Su hermana Ana María recuerda de los períodos estivales de vacación la imagen de un José alegre. «Todo lo echaba a broma», «sacaba chistes de donde menos lo esperabas», dice ella. A él, que no tenía dotes musicales, le recuerda cantando en casa, y comentando graciosamente: «Canto bien; lo que pasa es que la gente no entiende mi arte».

Junto a la alegría, destaca su empeño por agradar a sus padres, por hacerles felices en esas temporadas. En carta a Carmelina le explica cómo quiere consolar a Cristo en la persona de sus padres, y por ello planteará las vacaciones para agradarles a ellos, olvidándose de sí. En esa línea, le vemos respetando los horarios familiares o jugando a las cartas o al ajedrez con ellos. O dejándose corregir con paz por su padre cuando éste –viendo la rapidez con que come José– le insta a hacerlo más despacio.

Es en estas temporadas cuando Don José Rivera, el padre, se asombra al constatar la transformación de su hijo. La relación entre ellos dos siempre había sido tensa, problemática. Ahora Don José ve en Pepe una docilidad y un empeño en obedecer que resultan francamente llamativos, y que a veces llegan a detalles extremosos. Un día, por ejemplo, a Don José se le cae al suelo un alfiler de punta negra; le pide a su hijo que lo busque y se lo dé. Pepe se agachó y se puso a buscar, pero el alfiler no aparece... Un buen rato después, Don José, que ya se ha olvidado de ello (se trata simplemente de un alfiler) ve a Pepe por el suelo... «¿Qué haces ahí?», le pregunta extrañado. El seminarista Rivera –exquisito en su deseo de obedecer– le explica que sigue buscando el alfiler que le había mandado recoger. ¡Verdaderamente este muchacho ha cambiado!

Vive las vacaciones, también, como un tiempo privilegiado para la oración. Los horarios del seminario no posibilitan dedicar a esta actividad las horas que él desea. Ahora, libre, se entrega a ella con verdadera fruición. Su hermana, testigo de estas temporadas, constata la dedicación de mañanas enteras a orar. Y prácticamente todas las tardes –muchas veces acompañado por su madre– iba al convento de las Gaitanas, donde estaba el Santísimo expuesto, y allí permanecía dos horas en adoración.

Tampoco permitía que la vida hogareña relajase sus actitudes espirituales. Permanece vigilante y penitente. Es, de nuevo, su hermana quien observa el comportamiento de Pepe. Aunque en los tiempos de Comillas llevaba ya una vida muy austera, es, sobre todo, una vez comenzada la Teología, cuando se le ve con ansias de penitencia, que a veces concreta en detalles: procuraba no apoyar nunca la espalda cuando estaba sentado o buscaba –en los tórridos veranos toledanos– caminar siempre por donde más golpeaba el sol.

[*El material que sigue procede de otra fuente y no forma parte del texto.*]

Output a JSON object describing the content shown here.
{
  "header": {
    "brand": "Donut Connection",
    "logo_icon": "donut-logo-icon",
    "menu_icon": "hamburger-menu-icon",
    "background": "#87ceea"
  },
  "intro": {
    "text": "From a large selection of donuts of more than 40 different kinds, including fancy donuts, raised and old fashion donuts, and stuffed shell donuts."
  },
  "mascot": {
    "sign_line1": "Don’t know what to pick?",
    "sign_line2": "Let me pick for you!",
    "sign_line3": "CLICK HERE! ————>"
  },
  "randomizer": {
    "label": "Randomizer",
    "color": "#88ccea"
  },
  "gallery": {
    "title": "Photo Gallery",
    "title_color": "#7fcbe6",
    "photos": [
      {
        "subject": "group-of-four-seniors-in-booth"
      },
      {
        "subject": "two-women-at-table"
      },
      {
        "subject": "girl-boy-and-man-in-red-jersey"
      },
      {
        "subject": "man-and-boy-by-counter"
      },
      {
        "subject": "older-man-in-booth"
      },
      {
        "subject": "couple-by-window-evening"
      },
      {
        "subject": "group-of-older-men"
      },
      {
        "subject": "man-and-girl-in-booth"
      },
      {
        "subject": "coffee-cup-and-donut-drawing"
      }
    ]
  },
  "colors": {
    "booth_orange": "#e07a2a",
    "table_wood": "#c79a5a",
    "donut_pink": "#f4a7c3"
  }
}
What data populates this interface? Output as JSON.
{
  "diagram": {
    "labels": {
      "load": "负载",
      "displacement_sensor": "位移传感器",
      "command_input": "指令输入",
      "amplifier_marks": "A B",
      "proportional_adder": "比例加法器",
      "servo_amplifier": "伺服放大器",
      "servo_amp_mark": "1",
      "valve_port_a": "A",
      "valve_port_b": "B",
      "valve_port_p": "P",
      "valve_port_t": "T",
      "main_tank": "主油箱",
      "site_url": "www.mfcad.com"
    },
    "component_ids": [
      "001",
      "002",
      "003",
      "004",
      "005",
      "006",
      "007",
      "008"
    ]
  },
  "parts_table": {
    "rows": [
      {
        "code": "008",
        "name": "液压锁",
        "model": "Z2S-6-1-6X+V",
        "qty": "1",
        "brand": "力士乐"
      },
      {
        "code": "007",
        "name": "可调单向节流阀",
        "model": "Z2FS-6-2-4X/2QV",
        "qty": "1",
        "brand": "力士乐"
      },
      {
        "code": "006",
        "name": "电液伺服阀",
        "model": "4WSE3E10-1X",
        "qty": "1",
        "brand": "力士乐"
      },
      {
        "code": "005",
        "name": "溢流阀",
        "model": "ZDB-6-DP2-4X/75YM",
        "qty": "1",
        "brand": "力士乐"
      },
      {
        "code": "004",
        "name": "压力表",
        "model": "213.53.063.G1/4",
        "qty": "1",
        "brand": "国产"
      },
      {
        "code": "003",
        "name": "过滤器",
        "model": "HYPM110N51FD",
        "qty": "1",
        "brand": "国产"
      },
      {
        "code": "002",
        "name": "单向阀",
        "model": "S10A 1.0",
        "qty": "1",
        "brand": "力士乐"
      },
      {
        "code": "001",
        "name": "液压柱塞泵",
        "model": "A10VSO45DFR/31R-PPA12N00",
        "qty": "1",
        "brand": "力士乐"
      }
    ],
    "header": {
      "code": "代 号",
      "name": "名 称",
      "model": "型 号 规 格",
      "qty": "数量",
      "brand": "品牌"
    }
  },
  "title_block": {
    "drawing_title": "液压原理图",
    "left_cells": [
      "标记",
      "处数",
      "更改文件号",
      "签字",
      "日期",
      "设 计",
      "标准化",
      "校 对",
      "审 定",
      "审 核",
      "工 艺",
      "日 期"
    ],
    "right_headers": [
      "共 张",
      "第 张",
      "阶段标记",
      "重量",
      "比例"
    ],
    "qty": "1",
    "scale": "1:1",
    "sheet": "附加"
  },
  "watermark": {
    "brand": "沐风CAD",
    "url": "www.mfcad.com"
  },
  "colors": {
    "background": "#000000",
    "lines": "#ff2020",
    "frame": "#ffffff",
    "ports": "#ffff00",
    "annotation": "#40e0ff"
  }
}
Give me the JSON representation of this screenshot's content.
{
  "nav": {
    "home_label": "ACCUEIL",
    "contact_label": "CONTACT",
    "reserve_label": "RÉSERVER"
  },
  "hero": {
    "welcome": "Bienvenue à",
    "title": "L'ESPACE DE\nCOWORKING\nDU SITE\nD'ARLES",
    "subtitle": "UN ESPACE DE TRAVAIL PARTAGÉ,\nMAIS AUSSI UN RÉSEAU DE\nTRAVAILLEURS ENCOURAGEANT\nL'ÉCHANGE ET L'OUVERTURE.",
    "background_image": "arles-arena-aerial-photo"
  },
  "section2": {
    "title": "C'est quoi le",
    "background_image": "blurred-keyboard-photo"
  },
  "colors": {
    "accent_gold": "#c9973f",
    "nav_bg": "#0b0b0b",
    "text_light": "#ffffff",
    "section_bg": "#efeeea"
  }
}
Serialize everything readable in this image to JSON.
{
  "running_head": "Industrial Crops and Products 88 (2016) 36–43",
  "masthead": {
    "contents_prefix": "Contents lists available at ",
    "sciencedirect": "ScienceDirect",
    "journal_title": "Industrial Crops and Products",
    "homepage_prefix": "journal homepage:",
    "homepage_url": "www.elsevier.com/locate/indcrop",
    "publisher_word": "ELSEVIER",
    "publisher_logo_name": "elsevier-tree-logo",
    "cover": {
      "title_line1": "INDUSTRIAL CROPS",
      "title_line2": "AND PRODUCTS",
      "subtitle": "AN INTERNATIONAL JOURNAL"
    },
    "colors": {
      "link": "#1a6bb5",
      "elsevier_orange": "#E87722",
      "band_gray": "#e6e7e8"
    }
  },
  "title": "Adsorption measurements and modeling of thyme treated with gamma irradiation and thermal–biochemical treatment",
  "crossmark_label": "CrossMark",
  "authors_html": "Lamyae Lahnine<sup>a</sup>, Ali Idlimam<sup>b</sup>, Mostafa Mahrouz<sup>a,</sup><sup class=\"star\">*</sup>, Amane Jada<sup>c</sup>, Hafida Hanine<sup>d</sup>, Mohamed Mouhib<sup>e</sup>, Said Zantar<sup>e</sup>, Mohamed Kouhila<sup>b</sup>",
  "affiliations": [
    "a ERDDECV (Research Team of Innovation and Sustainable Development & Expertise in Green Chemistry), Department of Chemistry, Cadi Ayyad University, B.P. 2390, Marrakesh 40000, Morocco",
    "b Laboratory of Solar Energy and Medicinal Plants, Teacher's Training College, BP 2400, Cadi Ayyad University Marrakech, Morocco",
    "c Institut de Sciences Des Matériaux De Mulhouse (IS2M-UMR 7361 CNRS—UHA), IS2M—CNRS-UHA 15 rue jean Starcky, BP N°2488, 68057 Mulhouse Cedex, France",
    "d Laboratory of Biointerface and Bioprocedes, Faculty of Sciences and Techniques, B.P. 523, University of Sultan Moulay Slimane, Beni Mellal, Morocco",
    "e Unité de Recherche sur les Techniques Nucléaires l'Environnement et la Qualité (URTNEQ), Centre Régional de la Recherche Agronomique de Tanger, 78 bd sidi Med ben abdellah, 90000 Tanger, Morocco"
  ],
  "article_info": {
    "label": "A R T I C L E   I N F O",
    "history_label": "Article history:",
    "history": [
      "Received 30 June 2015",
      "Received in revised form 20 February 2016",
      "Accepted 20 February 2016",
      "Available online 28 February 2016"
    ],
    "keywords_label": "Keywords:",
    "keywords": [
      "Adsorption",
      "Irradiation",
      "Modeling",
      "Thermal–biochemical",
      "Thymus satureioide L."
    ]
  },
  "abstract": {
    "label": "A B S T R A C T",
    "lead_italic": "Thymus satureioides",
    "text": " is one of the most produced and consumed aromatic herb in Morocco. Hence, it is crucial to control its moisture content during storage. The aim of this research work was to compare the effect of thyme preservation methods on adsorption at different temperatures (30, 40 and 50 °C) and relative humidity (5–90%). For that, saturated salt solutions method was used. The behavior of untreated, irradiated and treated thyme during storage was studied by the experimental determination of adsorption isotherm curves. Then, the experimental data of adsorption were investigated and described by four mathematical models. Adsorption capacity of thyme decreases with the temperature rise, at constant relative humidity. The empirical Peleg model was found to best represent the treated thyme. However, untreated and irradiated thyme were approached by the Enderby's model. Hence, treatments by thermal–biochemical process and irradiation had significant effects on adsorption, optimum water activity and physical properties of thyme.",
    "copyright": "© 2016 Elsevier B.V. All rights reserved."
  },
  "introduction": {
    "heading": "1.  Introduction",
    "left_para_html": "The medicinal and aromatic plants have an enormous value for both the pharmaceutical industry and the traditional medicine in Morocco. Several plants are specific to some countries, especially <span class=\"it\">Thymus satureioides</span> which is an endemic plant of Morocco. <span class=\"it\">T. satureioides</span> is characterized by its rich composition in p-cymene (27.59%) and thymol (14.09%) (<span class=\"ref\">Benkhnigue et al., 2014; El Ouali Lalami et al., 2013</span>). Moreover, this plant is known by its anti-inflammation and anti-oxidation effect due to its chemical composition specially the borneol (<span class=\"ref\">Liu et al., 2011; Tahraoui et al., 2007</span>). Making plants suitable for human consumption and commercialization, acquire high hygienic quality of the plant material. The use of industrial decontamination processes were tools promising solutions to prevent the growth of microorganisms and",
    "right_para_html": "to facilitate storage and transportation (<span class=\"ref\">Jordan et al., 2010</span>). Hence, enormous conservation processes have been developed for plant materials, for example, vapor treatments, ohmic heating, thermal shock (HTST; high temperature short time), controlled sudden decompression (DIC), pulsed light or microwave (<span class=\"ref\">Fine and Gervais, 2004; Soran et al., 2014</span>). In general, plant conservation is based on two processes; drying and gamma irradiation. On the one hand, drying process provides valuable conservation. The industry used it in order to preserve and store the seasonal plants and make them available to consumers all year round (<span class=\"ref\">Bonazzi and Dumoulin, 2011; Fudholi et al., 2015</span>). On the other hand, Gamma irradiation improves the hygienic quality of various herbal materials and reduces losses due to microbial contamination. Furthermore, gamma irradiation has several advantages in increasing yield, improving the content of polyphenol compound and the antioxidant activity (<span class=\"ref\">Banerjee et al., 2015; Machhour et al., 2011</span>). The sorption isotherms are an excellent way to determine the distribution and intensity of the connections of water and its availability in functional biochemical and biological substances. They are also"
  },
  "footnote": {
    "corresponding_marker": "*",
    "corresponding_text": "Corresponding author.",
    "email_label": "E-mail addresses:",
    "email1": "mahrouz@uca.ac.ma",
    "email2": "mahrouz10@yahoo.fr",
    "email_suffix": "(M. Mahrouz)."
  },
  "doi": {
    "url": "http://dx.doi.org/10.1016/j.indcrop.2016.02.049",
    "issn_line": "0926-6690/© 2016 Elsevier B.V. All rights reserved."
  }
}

Y, entrando en su habitación, Ana María ve disciplinas y cilicios, que con toda seguridad usaba regularmente.

Además, la Providencia le deparó también sufrimientos no buscados. Enfermo de pleuresía es enviado a casa de sus padres. Allí es tratado con todo esmero por el doctor Fando. Pero el tratamiento es doloroso; conlleva –entre otras cosas– que se le haya de pinchar el pulmón. Pepe sufre físicamente, pero con buen ánimo y... ¡con obediencia!: habiendo perdido el apetito se esfuerza en comer porque se lo manda el médico. Este verano, para reponerse del todo, irá, acompañado por su hermana, a Cuenca y Aranjuez. Allí pasea por los lugares menos frecuentados, escribe un trabajo sobre el Evangelio y come mucho... cuando le sirven algo que no le gusta.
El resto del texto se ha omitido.